Once you begin doing this asana, consider the following tips in mind.
- If you already have any of the below issues, you should avoid doing this asana.
- Injury to the groyne
- Lower back discomfort
- Injury to the shoulder
- Injury to the hip
- The whole asana should be performed under the guidance of a teacher for pregnant women. When in this pose, they should hold the chest and head high at all times.
- Women who may have recently given birth should avoid this position for at least eight weeks, or until their pelvic muscles are tight.
Pose Variance at an Advanced Level
To have the most stretch in the groyne and inner thigh, raise the pelvis off the floor. If you press squarely on the floor with your foot, your pelvis will be lifted automatically. To make things smoother, you place a block under your pelvis. The soles of your feet should be pulled together and pressed into the ground.
Deepen Your Stance
Throughout this position, you can also use your hands. Breathe and extend the arms parallel to one another and perpendicular to the ground toward the ceiling. Rock back and forth a couple times to spread your shoulder blades over your back even more. Then exhale and extend the upper arms, hands up toward the sky, on the concrete.
Advantages Supta Baddha Konasana
The following are the advantages of Supta Baddha Konasana:
- The ovaries, prostate gland, liver, and bladder are all activated when you practice this asana.
- It also increases blood supply and strengthens the heart.
- It stretches out the groynes, inner thighs, and elbows.
- It helps to ease stress and tension, as well as moderate depression.
- It relieves weakness and insomnia by reducing muscle stress. It also helps to relax the mind.
- It helps the nervous system to be less stressed.
- Stretches the muscles of the inner thigh and groyne.
- It gives the body a boost of energy.
- It treats irritable bowel syndrome, miscarriage, menstrual irregularities, urinary problems, menopause, among other illnesses by soothing the digestive and reproductive systems.
- It helps to treat headaches.
- This asana opens the hips and stretches the hip flexors.
Supta Baddha Konasana: The Science Behind It
The whole asana is almost beautiful, and once you’ve gotten used to it, you’ll feel like you’re on holiday.
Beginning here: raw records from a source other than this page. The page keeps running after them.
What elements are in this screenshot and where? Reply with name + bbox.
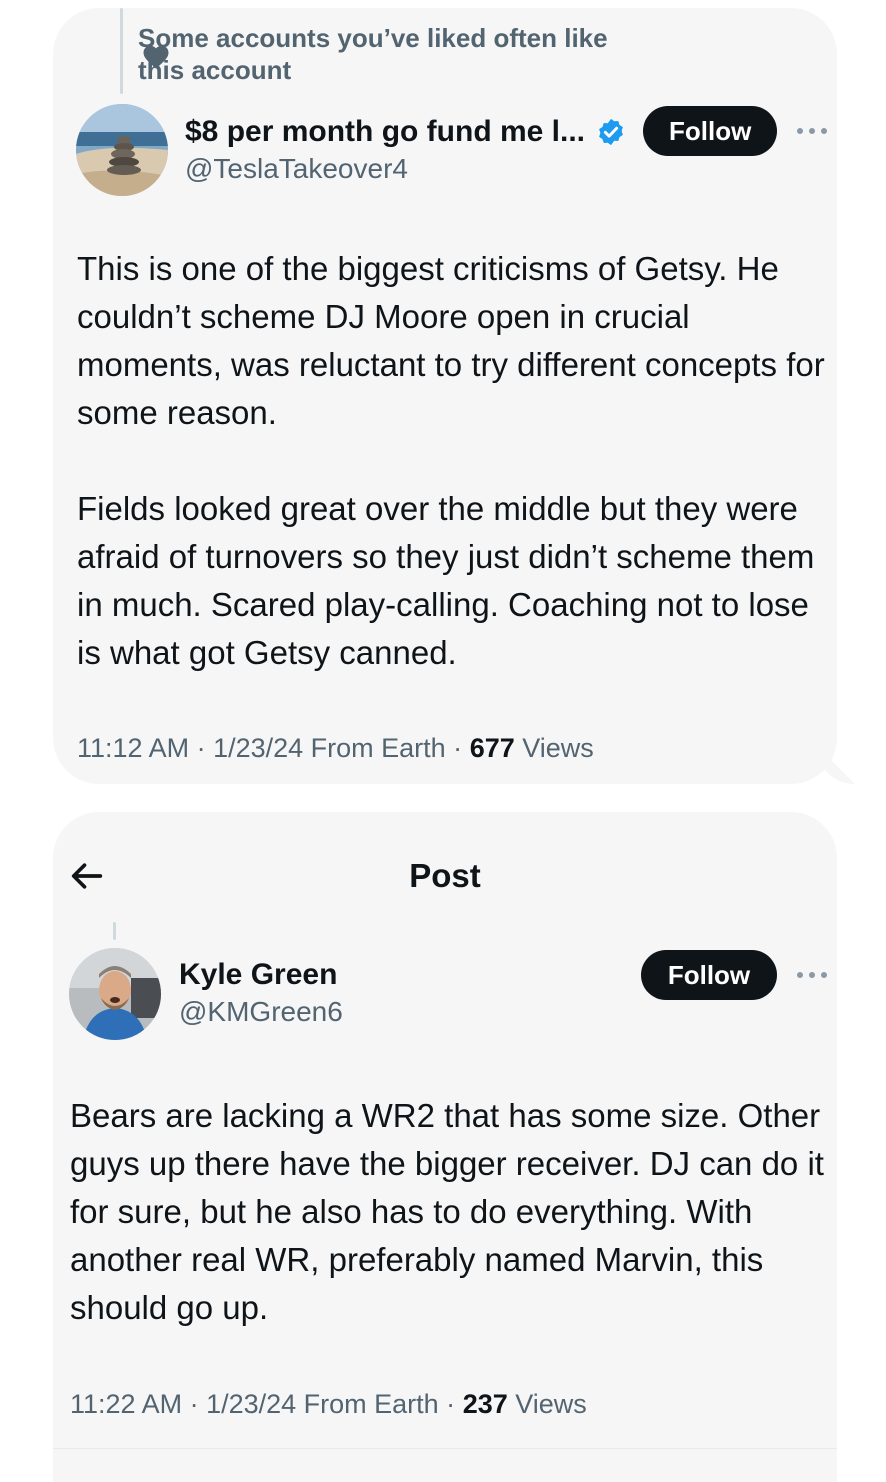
timestamp[interactable]: 11:22 AM · 1/23/24 From Earth · xyxy=(70,1389,463,1419)
views-count: 237 xyxy=(462,1389,508,1419)
views-label: Views xyxy=(514,733,594,763)
thread-line xyxy=(113,922,116,940)
handle[interactable]: @TeslaTakeover4 xyxy=(185,152,408,186)
top-bar: Post xyxy=(53,812,837,924)
social-context-text: Some accounts you’ve liked often like th… xyxy=(138,23,608,85)
tweet-meta: 11:22 AM · 1/23/24 From Earth · 237 View… xyxy=(70,1387,587,1421)
thread-line xyxy=(120,8,123,94)
tweet-paragraph: Bears are lacking a WR2 that has some si… xyxy=(70,1097,824,1326)
tweet-card-1: Some accounts you’ve liked often like th… xyxy=(53,8,855,784)
timestamp[interactable]: 11:12 AM · 1/23/24 From Earth · xyxy=(77,733,470,763)
follow-button[interactable]: Follow xyxy=(641,950,777,1000)
verified-badge-icon xyxy=(599,118,623,146)
views-label: Views xyxy=(507,1389,587,1419)
divider xyxy=(53,1448,837,1449)
avatar[interactable] xyxy=(76,104,168,196)
follow-button[interactable]: Follow xyxy=(643,106,777,156)
tweet-text: Bears are lacking a WR2 that has some si… xyxy=(70,1092,830,1332)
tweet-paragraph: Fields looked great over the middle but … xyxy=(77,490,815,671)
more-icon[interactable] xyxy=(797,970,831,980)
page-title: Post xyxy=(409,857,481,894)
tweet-card-2: Post Kyle Green @KMGreen6 Follow Bears a… xyxy=(53,812,837,1482)
tweet-paragraph: This is one of the biggest criticisms of… xyxy=(77,250,825,431)
tweet-meta: 11:12 AM · 1/23/24 From Earth · 677 View… xyxy=(77,731,594,765)
display-name[interactable]: Kyle Green xyxy=(179,957,337,993)
views-count: 677 xyxy=(469,733,515,763)
handle[interactable]: @KMGreen6 xyxy=(179,995,343,1029)
bubble-tail xyxy=(815,744,855,784)
avatar[interactable] xyxy=(69,948,161,1040)
more-icon[interactable] xyxy=(797,126,831,136)
tweet-text: This is one of the biggest criticisms of… xyxy=(77,245,837,677)
display-name[interactable]: $8 per month go fund me l... xyxy=(185,114,585,150)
It encourages intense relaxation, and you’ll feel relaxed and rejuvenated in moments. The Supta Baddha Konasana also stretches your body, particularly your inner thighs. As a result, the blood supply in the lower stomach decreases, and has a favourable impact on the reproductive and digestive processes. It also expands the shoulders and collarbone, allowing them to be fully capable of supporting the upper back.
In a nutshell, like baddha konasana, supta baddha konasana is also highly effective and beneficial. Properly practising this yoga posture helps to stretch your overall body along with improving the body circulation. So, why not get on it.